In 1806 Sir Francis commissioned George Dance to rebuild St Mary’s church at Micheldever. It is unclear as to whether this rebuilding was brought about because of a fire or just that the nave and chancel had fallen into a bad state of repair. Either way it was George Dance who was responsible for the present design of what is believed to be the only rural rotunda in England. Inside it is an unusual and impressive building; the outside is less than impressive. Pevsners ‘Architectural Guide for Winchester and North Hampshire’ (2010) describes the exterior of the church as ‘arresting, a shockingly odd and nakedly unadorned composition of three separate parts, not a little strange in it rural setting’. The design is based on his design for St Bartholomew-the-less in Smithfield London. Pevsner goes onto describe the interior as ‘a thrill of rare delight not least for its brilliant lucid planning and lighting’.
In 1881 the church underwent further structural change and the gallery, which was at the west end, was removed.
Monuments and Plaques
The Marquis fled from religious persecution in France and entered the service of William 11 as a Major General. In 1691 he was made C- in- C in Ireland and created Viscount Galway. Between 1693 - 1709 he was involved in various battles on the continent. In 1720 he was to die in East Stratton visiting Lady Rachel Russell of the Bedford family. He was buried in Micheldever churchyard but it is not known where he was buried. In 2001 the Huguenot Memorial Society a plaque in his memory on the south wall of the tower.

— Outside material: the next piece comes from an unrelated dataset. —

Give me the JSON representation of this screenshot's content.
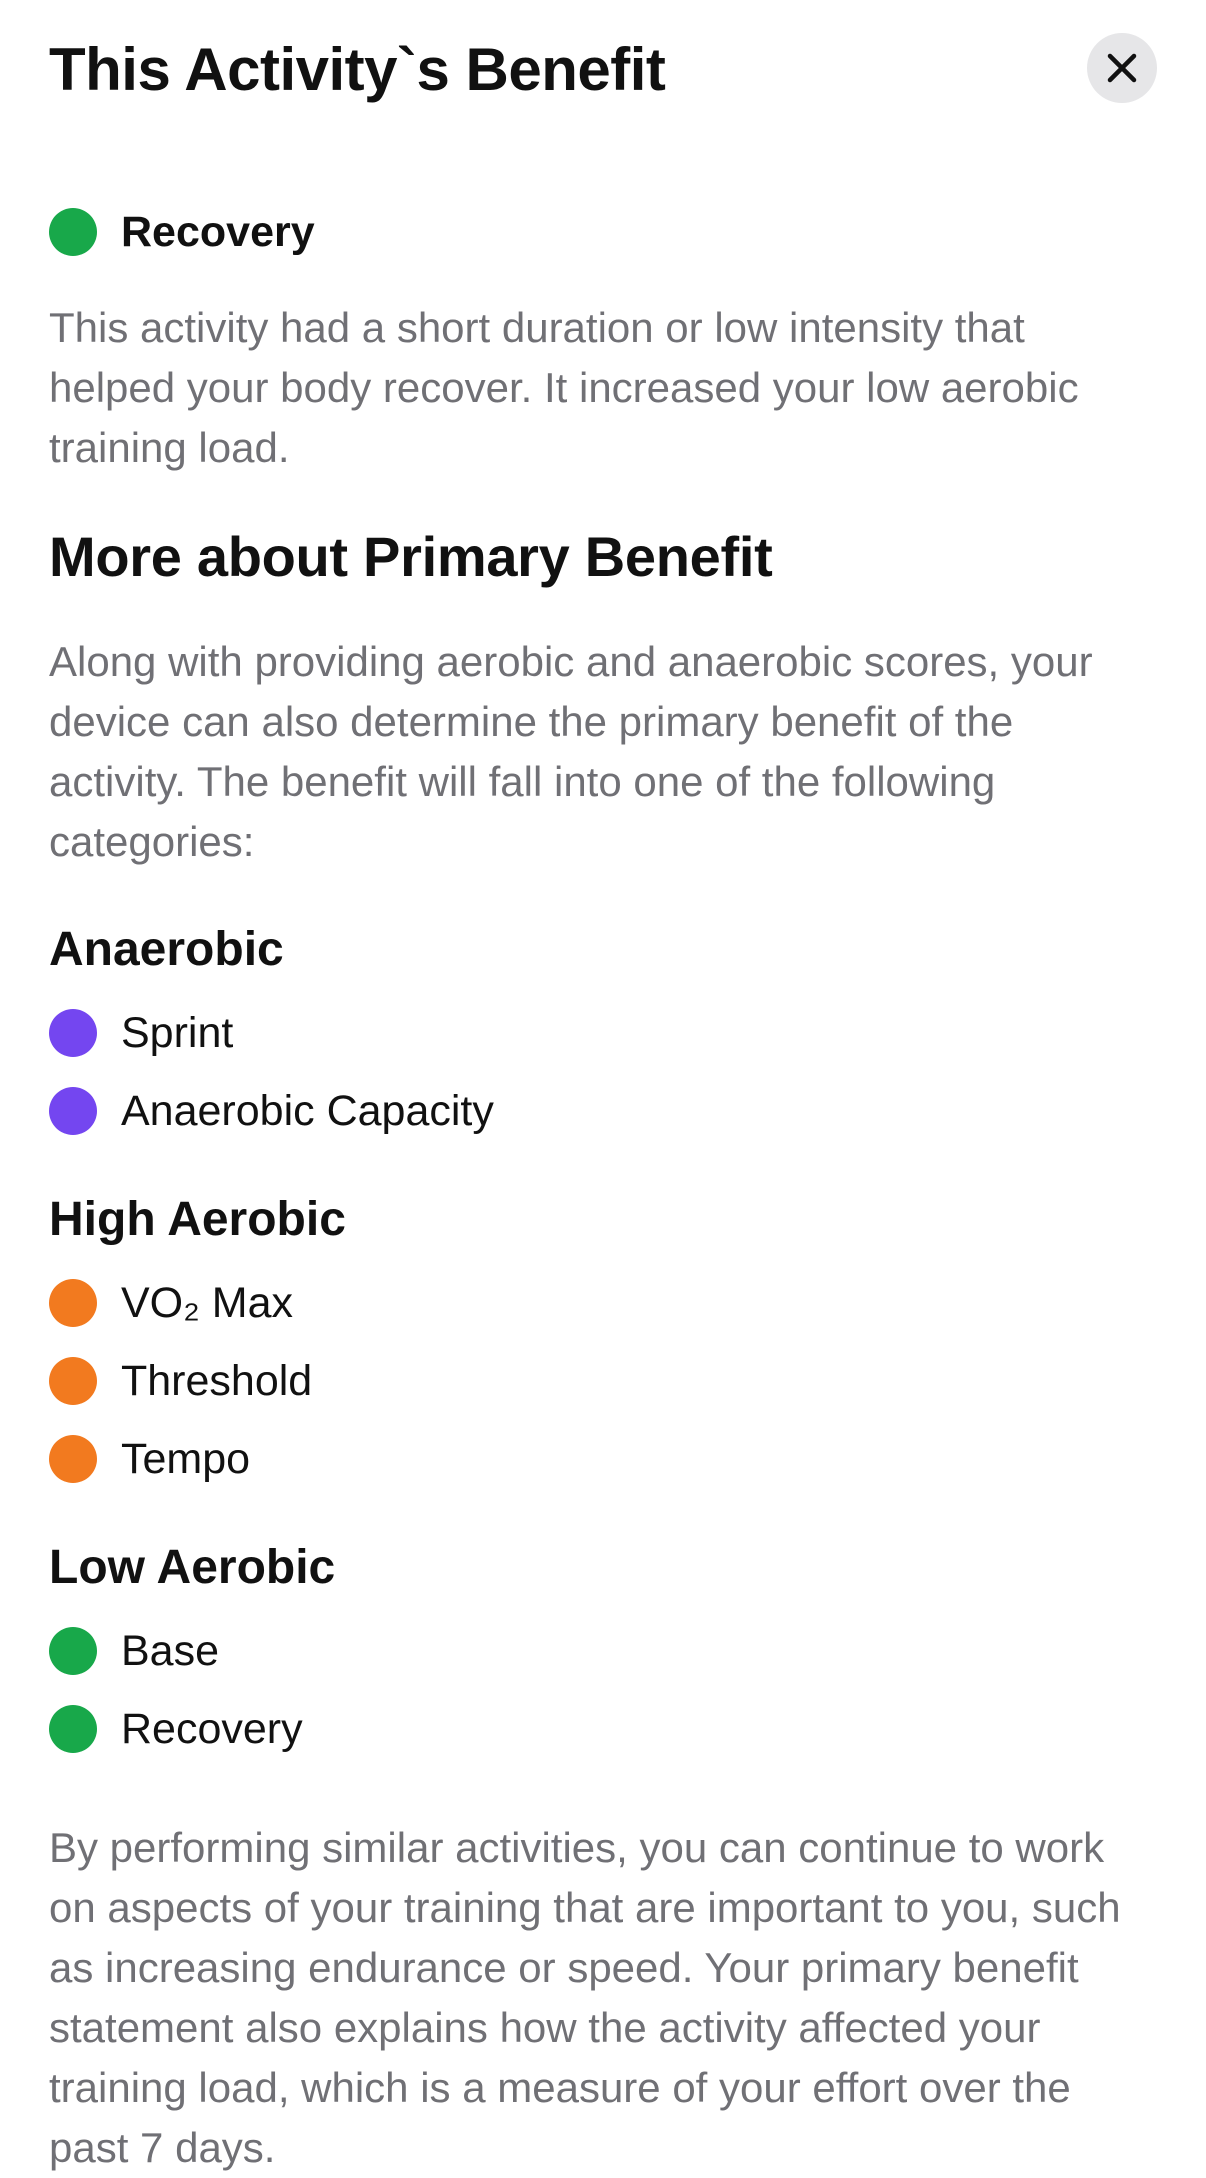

Vice Admiral Sir Norman Denning. On the south wall at the back there is a plaque in memory of Sir Norman Denning to mark his service as Head of Naval Intelligence in the last war. He lived in this village and was a churchwarden of this church. He is buried in the churchyard. His brother, Lord Denning , who died relatively recently, was Master of the Rolls.
In 1830 this parish and the surrounding district were aroused by an agricultural revolt known locally as the’ Swing Riots’. Rioting occurred because of the increasing mechanization of farming, in particular the introduction of threshing machines. At Northington, not far from here, the seat of a branch of the Baring family, Bingham Baring, a JP, ordered some labourers , who had gathered outside his house, to disperse. Whilst doing this his hat was knocked off by a Micheldever labourer named Henry Cook. Another version of events states that Henry Cook threatened Bingham with an axe. Either way Cook, aged 19, was charged with attempted murder, tried in Winchester and hanged. He is buried somewhere in the church yard. At the instigation of the union Unison, formerly an Agricultural Union, a plaque was erected in the church in 2009 in memory of Henry Cook.
The Church Today
In 2001 the organ in the church gave up and was beyond economical repair. Fortuitously an unwanted, but serviceable, organ became available from a chapel in Southampton University. The chapel was being converted into a secular use and we were able to secure the organ for St Mary’s. It was installed and is a great asset. Combined with good acoustics, the church provides an excellent environment for musical events and dramatic performances. The Dever Singers use the church for rehearsals and usually give a summer and winter concert in the church. An audio /visual (AV) system was installed in St Mary’s in 2018 following a generous legacy from the late David Asdell. The church has a comfortable seating capacity for 150 in traditional wooden pews. Making use of folding chairs it is possible to increase this to around 175 people.
The churchyard falls into three parts: Pre-1952, 1952-2018 and 2018 to the present. Shortly after the Second World War it was decided to take down all the headstones surrounding the church itself. They had fallen into disrepair and were impossible to maintain. Subsequently in 2014 those headstones pre -1952 that could be recovered, have been re-erected and placed on the northern and western boundaries.
There are two 2nd World War graves in the churchyard.